In diesem Langbett wurden die Radspuren bei den Ausgrabungen entdeckt. 

Foto von Dieter Stoltenberg

Jungsteinzeit auf Rädern

Als einer der größten Megalith-Friedhöfe Europas ist das Gräberfeld von Flintbek schon lange ein Zentrum archäologischer Ausgrabungen. Zwischen 1976 und 1996 fand dort eine Ausgrabungsreihe statt, bei der zunächst steinzeitliche Großsteingräber – sogenannte Langbetten – sowie 14 Grabhügel freigelegt wurden. Weil sich die Grabmonumente auf dem Gräberfeld sichelförmig aneinanderreihen, wird das Feld auch Flintbeker Sichel genannt.

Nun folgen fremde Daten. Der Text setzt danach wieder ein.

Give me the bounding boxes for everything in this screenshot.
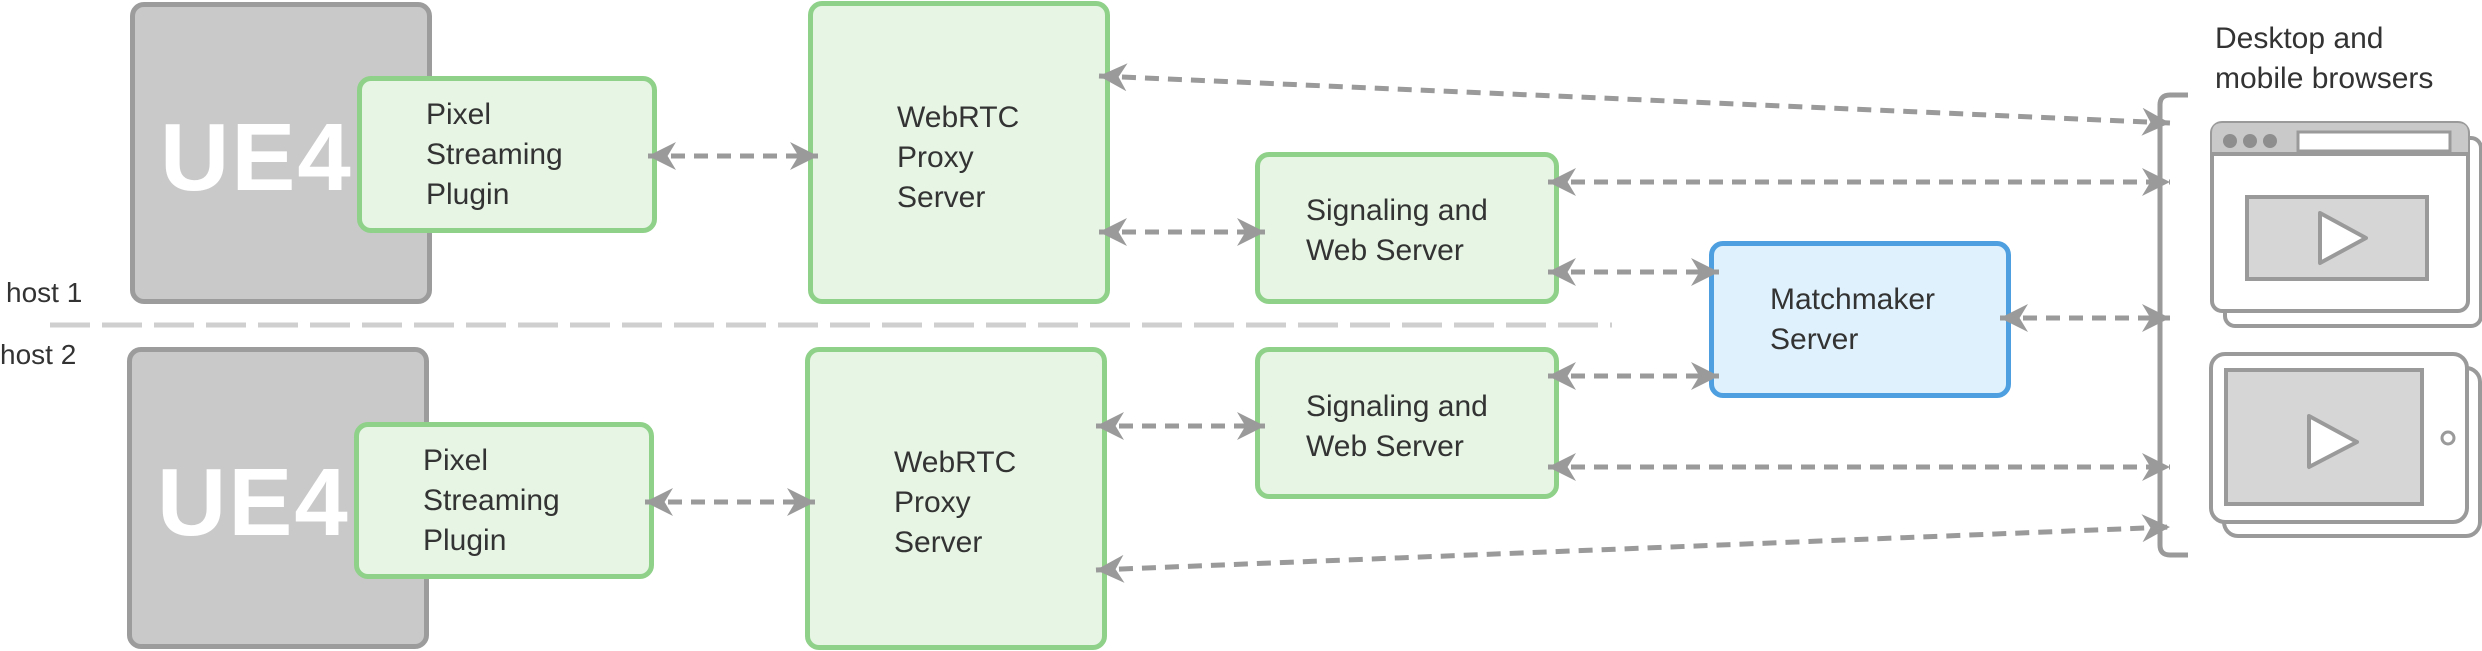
tablet-device-icon [2209,352,2482,538]
signaling-web-server-label-host-2: Signaling and Web Server [1306,390,1488,463]
webrtc-proxy-server-host-2 [805,347,1107,650]
host-1-label: host 1 [6,277,83,308]
signaling-web-server-host-2 [1255,347,1559,499]
webrtc-proxy-server-label-host-1: WebRTC Proxy Server [897,101,1020,214]
webrtc-proxy-server-label-host-2: WebRTC Proxy Server [894,446,1017,559]
arrow-proxy-browsers-host-1 [1098,63,2171,136]
ue4-label-host-1: UE4 [160,104,353,211]
browsers-bracket [2157,92,2188,558]
signaling-web-server-label-host-1: Signaling and Web Server [1306,194,1488,267]
host-2-label: host 2 [0,339,77,370]
play-icon [2307,414,2359,469]
ue4-label-host-2: UE4 [157,449,350,556]
arrow-proxy-browsers-host-2 [1095,514,2171,583]
webrtc-proxy-server-host-1 [808,1,1110,304]
pixel-streaming-plugin-host-2 [354,422,654,579]
matchmaker-server-label: Matchmaker Server [1770,283,1936,356]
pixel-streaming-plugin-label-host-1: Pixel Streaming Plugin [426,98,563,211]
pixel-streaming-plugin-host-1 [357,76,657,233]
pixel-streaming-plugin-label-host-2: Pixel Streaming Plugin [423,444,560,557]
matchmaker-server [1709,241,2011,398]
signaling-web-server-host-1 [1255,152,1559,304]
desktop-mobile-browsers-label: Desktop and mobile browsers [2215,22,2434,95]
desktop-browser-window-icon [2210,121,2482,328]
play-icon [2318,211,2368,265]
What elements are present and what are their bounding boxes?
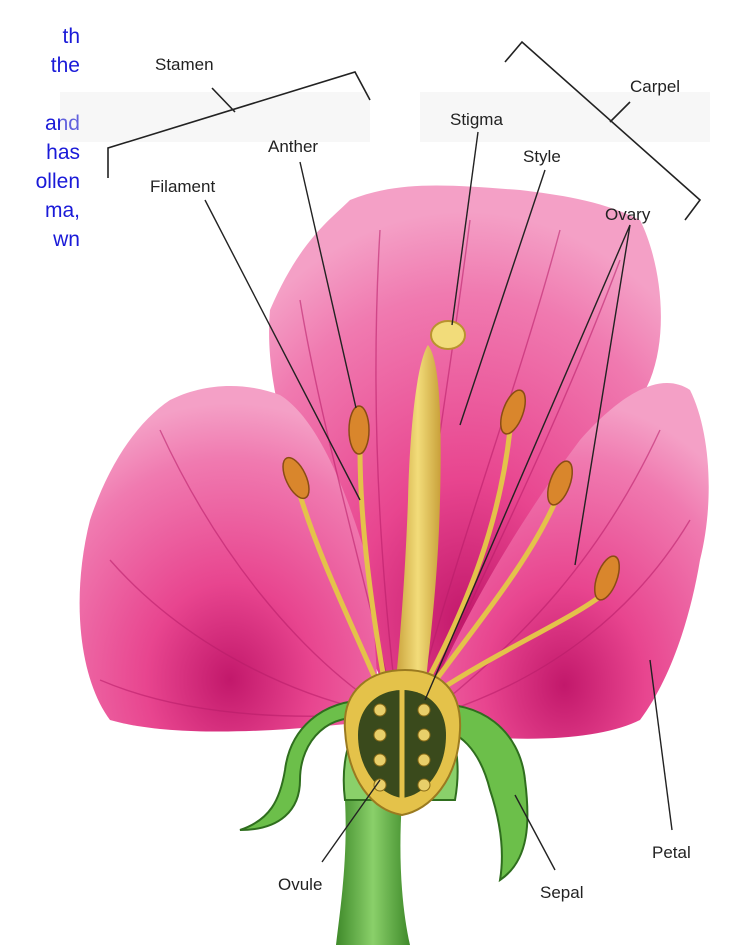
label-petal: Petal (652, 843, 691, 862)
label-style: Style (523, 147, 561, 166)
label-ovule: Ovule (278, 875, 322, 894)
label-stigma: Stigma (450, 110, 503, 129)
label-sepal: Sepal (540, 883, 583, 902)
stem (336, 800, 410, 945)
label-band-left (60, 92, 370, 142)
label-ovary: Ovary (605, 205, 651, 224)
label-filament: Filament (150, 177, 215, 196)
label-anther: Anther (268, 137, 318, 156)
stigma (431, 321, 465, 349)
label-stamen: Stamen (155, 55, 214, 74)
label-carpel: Carpel (630, 77, 680, 96)
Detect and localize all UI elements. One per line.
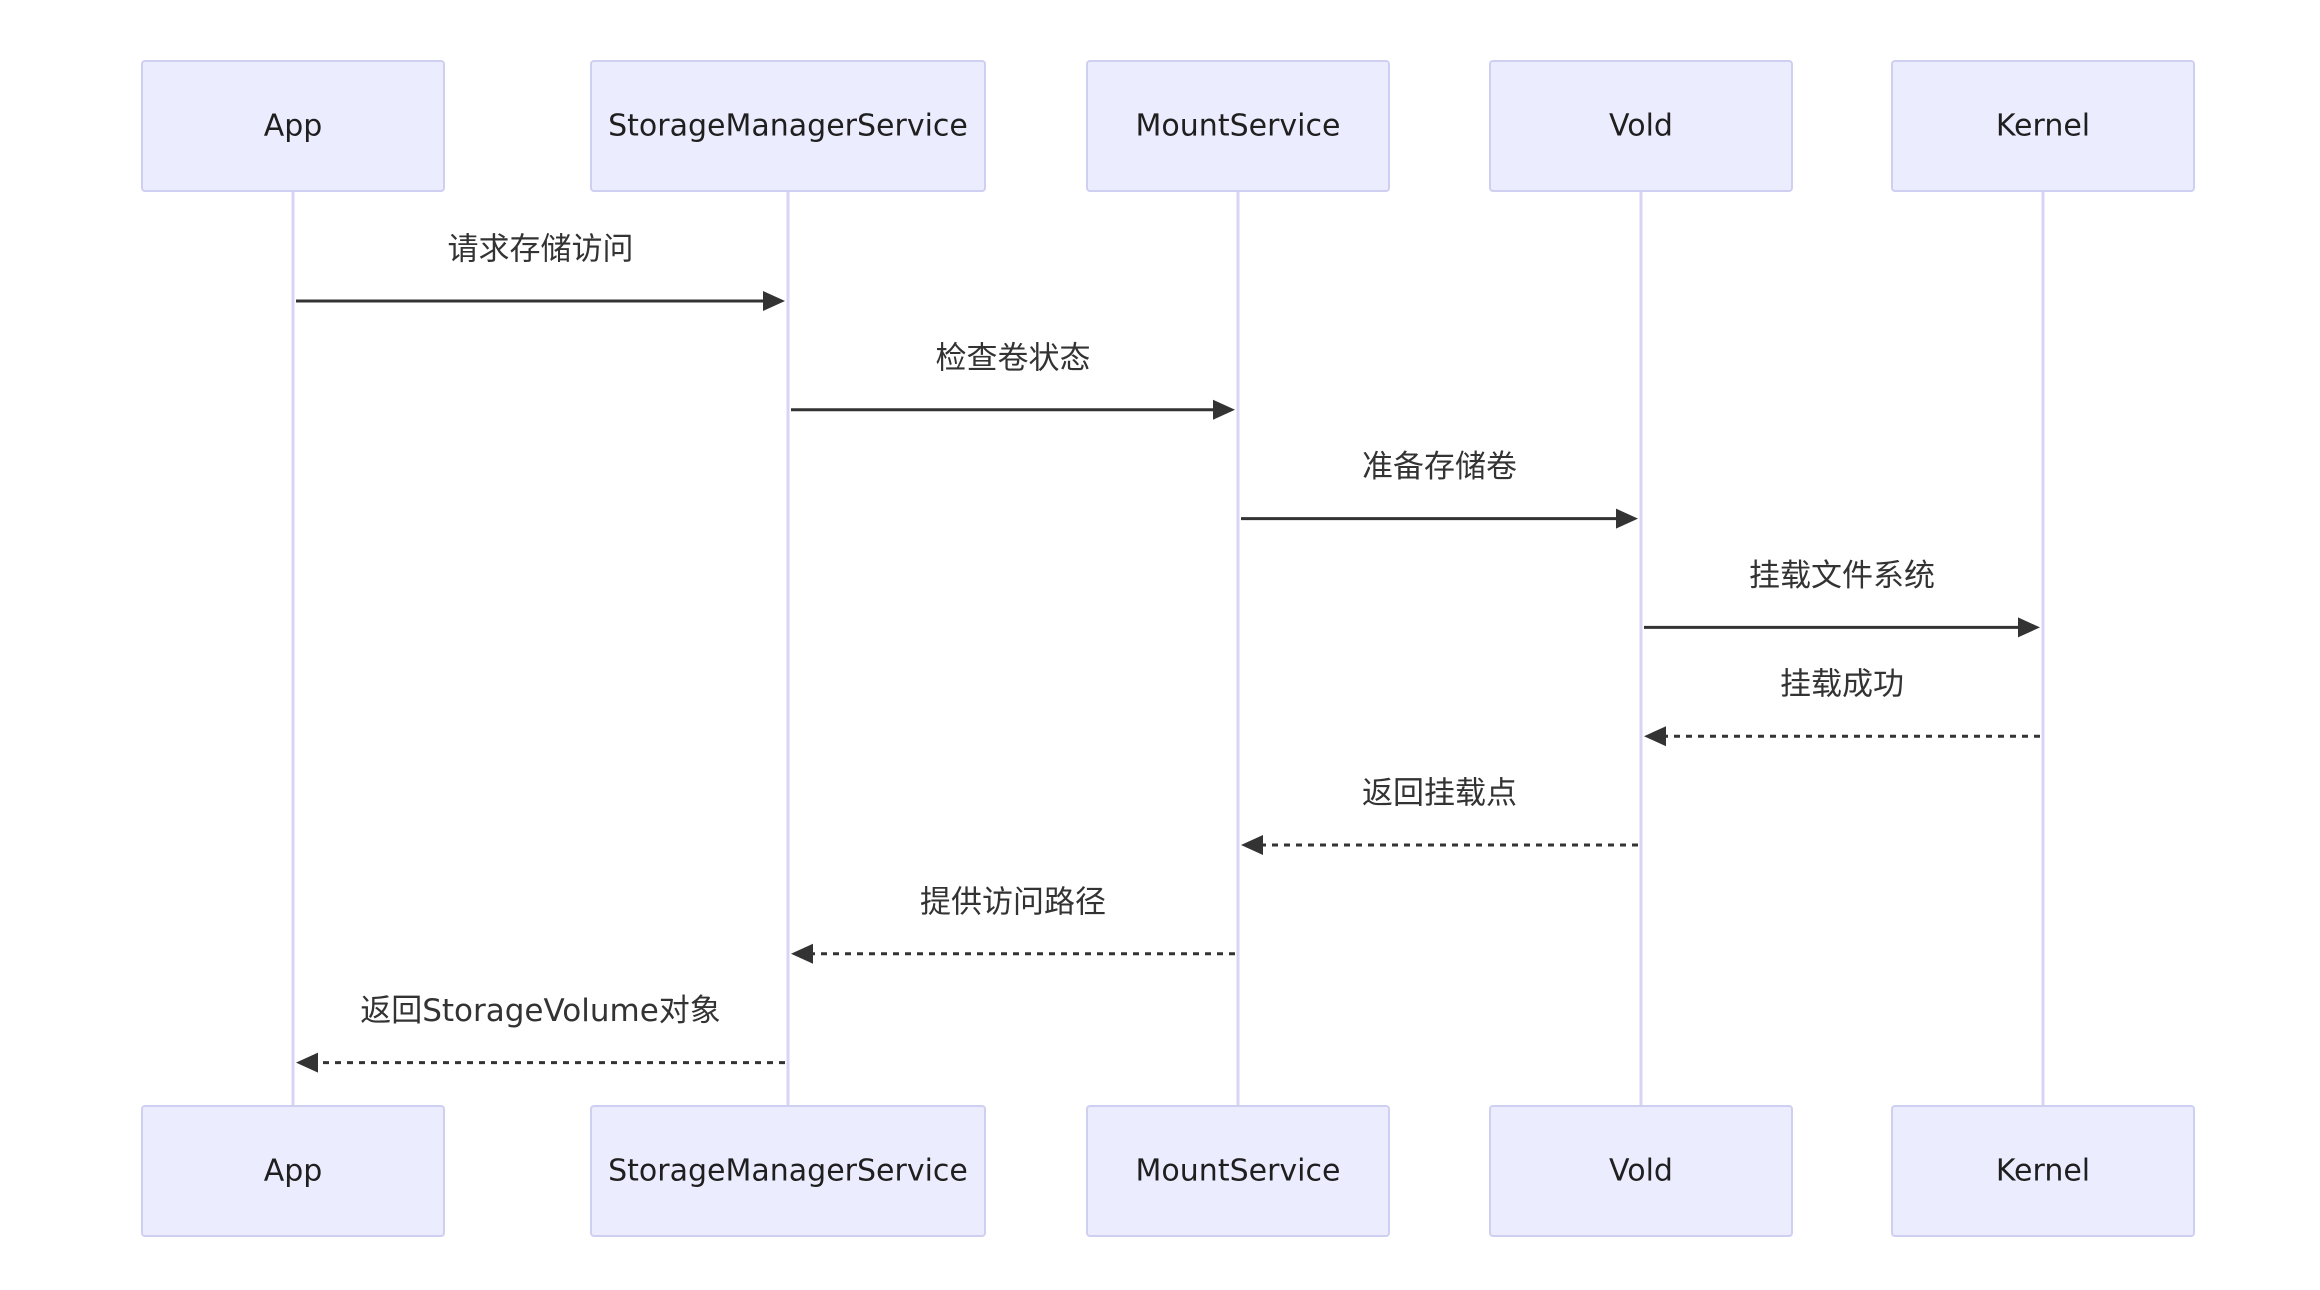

Mithilfe der Radiokarbonmethode konnten die Forschenden damals bestätigen, dass auf dem Areal bereits vor über 5.800 Jahren Bestattungen durchgeführt wurden. 

Die tausende Jahre alten Radspuren waren unter einem der Langbetten verborgen – für Mischka einer der bedeutendsten Aspekte des Fundes: „Der Clou in Flintbek ist die Möglichkeit der präzisen Datierung durch die Überbauung der Spuren durch einen der langrechteckigen Grabhügel“. Ein Abgleich der Spuren mit anderen aus der Jungsteinzeit stammenden Holzrädern und jungsteinzeitlichen Wagenachsen zeigte, dass sie von einer wagenähnlichen Konstruktion hinterlassen wurden: Die Breite der Räder und der Abstand zwischen ihnen, der sich in den Spuren abzeichnete, stimmte mit dem bekannter Funden überein.

Die Forschenden gehen deshalb davon aus, dass bereits bei der Erbauung der Flintbeker Sichel eine wagenähnliche Konstruktion zum Einsatz kam. Damit kann in der Region die bisher älteste Nutzung eines Rades und der Technik, die mit dem Rad in Verbindung steht, nachgewiesen werden.

Wer hat das Rad erfunden?

Wer nun tatsächlich das Rad erfunden hat, lässt sich anhand des Fundes dennoch nicht genau bestimmen. Doris Mischka zufolge steht diese Frage allerdings auch nicht unbedingt im Mittelpunkt. „Wir sprechen erst von Innovation, wenn sich eine Erfindung auch durchgesetzt hat. So verstanden spielt es keine Rolle, wer oder wie oft eine Erfindung gemacht wurde.“ Viel wichtiger seien die Zusammenhänge, die sich aus den einzelnen Funden für die Geschichte der Region und die Verbindungen ergeben, die zwischen verschiedenen Ländern oder Zivilisationen bestanden. Dies gilt auch für die Radspuren in Norddeutschland. „Tatsache ist, dass der Norden um 5.400 v. Chr. – vielleicht sogar vorher – im Austausch mit anderen Regionen stand und sich die Innovation großräumig bis 3000 v. Chr. ausbreiten konnte“.

Auch Johannes Müller betont die Bedeutung des Fundes für die Region. „Es ist eindeutig, dass die Menschen in Mitteleuropa ebenso früh wie jene des Nahen Osten hochtechnologisiert waren“, sagt er. Somit sei Norddeutschland mindestens ein Kandidat, wenn es um die Frage geht, wo das Rad erfunden wurde. Darüber, dass sich das Rad und die damit verbundenen Technologien unter anderem in dieser Region erstmals durchsetzen konnten, bestünde nun in jedem Fall kein Zweifel mehr.